The story begins with the current Dollmage, an old woman, needing to choose
a successor.  On the day that she prophesies her successor will be born, two
girls are born.  While the Dollmage suspects she should choose Annakey, she
dislikes Annakey's mother, so she chooses Renoa instead.  Her choice sets
the pattern for the future, as both girls grow and display different
aptitudes for magic.

What sets this book apart is that the narrator is not Annakey, who is from
the first clearly the heroine of the novel, but the bitter old Dollmage.
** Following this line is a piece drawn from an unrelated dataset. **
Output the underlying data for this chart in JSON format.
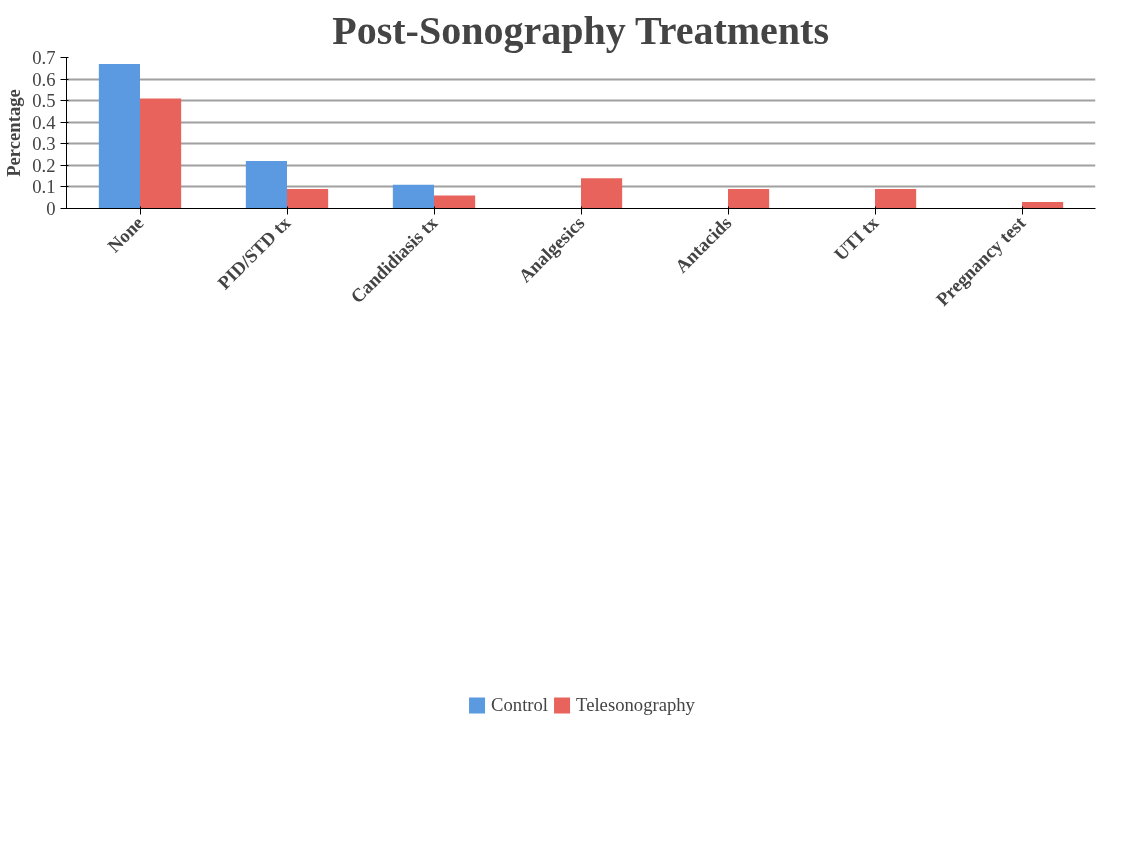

She tells the story from the perspective of one who has lived it all, and by
all rights she ought to be the villainess.  Yet had the novel been written
in a more traditional way, with the POV character being the heroine, _The
Dollmage_ would have been little more than your average fantasy story.  I'm
also fascinated with the recurring emphasis on promises; we're told that the
people of the village are a promise-making people, and that once a promise
is made it must be kept.  The implications of this run throughout the novel,
and the distinction Leavitt makes between a promise you demand of another
and a promise you make to someone else is something that applies to our
world as well.

There's so much I'm leaving out.  But to tell more would mean retelling the
entire book.  While I have to recommend it because it is so good, I hesitate
because its availability is so limited.  Red Deer Press is affiliated with
the University of Calgary, and a woman in my book group said she thought
she'd bought it in Ontario, so I imagine it's easy to get in Canada, since
it only came out last year.  I relied on for my copy, but it
takes a long time to ship.  In any case, I highly recommend this book, and I
hope some of you will be able to read it as well.